Indian Bank recorded a decline of 66.75% in net profit for the quarter ended September 30 to ₹150.15 crore on the back of higher provisions, a sharp fall in profit from sale of investments, mark-to-market losses and lower recovery from written off accounts. The bank had posted net profit of ₹451.54 crore in the same period of the previous year. Total income grew 5.23% to ₹5,129.17 crore.
Net interest income rose 12.13% to ₹1,730.93 crore while net interest margin climbed 12 basis points to 2.97% from a year earlier. Total provisions rose 12.65% to ₹1,041 crore. Profit on sale of investments fell steeply to ₹4.97 crore from ₹262.22 crore while recovery in written-off accounts slid from ₹66.6 crore to ₹29 crore.
Gross non-performing assets (NPA) increased to 7.16% from 6.67% a year ago, while net NPAs rose 4.23% from 3.41%. The bank’s provision coverage also fell to 60.82% from 65.4%. Fresh slippages of ₹1,624 crore added to the NPA burden, with contributions from projects in infrastructure and road construction.
Asked if the bank was entering a challenging phase given the rise in NPAs and a slump in profit, Padmaja Chunduru, who took over as MD and CEO at the bank on September 21, told a media gathering, “These are challenging times. For 1-2 accounts that are at the National Company Law Tribunal (NCLT) [under the insolvency process], the end is in sight.”
Recoveries expected
She added the bank hoped to recover about ₹250 crore in the December quarter and about ₹600 crore in the quarter ending March in these accounts but that the process ‘could also be delayed.’ She said the bank was also aiming to upgrade the status of loan accounts that had not yet gone to the NCLT.
For greater recovery and upgrades among slipping accounts, the bank intends to set in motion a recovery process. She said “I will head a committee for corporate loan accounts, which will focus on NPA. There will be weekly or fortnightly monitoring of assets. There is nothing that a focussed recovery process cannot achieve. The aim is to arrest slippage.”
She said the bank’s exposure to the beleaguered IL&FS Group was ₹1,809 crore, of which two accounts had turned NPAs.
One of these had been fully provided for and the other, ‘which showed slippage this quarter, has also been provided for.’ Two more group accounts are now on the bank’s watch-list, Ms. Chunduru added.
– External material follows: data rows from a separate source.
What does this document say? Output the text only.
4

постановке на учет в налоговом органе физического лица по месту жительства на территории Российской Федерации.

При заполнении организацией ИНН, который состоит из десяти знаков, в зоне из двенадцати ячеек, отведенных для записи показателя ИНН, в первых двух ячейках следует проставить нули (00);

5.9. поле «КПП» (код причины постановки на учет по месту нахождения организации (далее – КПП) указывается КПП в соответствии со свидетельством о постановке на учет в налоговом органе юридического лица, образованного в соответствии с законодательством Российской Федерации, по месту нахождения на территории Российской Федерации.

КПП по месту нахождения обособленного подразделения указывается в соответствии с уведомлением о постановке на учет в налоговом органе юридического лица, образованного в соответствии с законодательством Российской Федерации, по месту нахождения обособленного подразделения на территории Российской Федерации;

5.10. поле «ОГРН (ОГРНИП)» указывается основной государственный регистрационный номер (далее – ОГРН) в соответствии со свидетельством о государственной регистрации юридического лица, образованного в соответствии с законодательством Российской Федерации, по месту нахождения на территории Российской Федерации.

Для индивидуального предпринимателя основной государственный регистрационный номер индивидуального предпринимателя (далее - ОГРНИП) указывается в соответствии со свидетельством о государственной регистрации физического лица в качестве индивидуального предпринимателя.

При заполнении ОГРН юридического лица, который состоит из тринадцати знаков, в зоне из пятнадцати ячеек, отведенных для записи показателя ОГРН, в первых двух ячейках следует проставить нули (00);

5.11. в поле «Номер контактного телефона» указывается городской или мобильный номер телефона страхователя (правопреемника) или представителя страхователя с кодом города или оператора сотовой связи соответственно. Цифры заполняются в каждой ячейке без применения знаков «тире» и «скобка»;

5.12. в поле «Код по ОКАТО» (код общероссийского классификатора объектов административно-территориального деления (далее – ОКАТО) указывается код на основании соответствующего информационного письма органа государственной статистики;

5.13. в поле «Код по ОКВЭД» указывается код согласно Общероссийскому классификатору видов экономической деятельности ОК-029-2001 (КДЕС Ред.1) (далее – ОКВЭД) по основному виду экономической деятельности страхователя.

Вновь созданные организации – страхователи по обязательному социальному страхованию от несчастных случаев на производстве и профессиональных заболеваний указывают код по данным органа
In the context of the liquidity squeeze among non-banking finance companies, the bank’s advances to NBFCs increased to 12.4% of gross advances, up from 8.55%. “We see no issues with NBFCs. The quality of our portfolio has remained healthy.”
The bank’s capital adequacy at the end of September was 12.73% compared with 31.16% a year earlier. “If you take into account ploughing back of profits and the tier 2 capital the bank had recently raised, the capital adequacy would be 13.24%,” she added.
Advances to the retail, agriculture and MSME segment rose 24.6%, and the segment contributed to about 58.8% of total advances. Deposits from current and savings accounts (Casa) grew 7.29% while term deposits grew faster at 12.37%.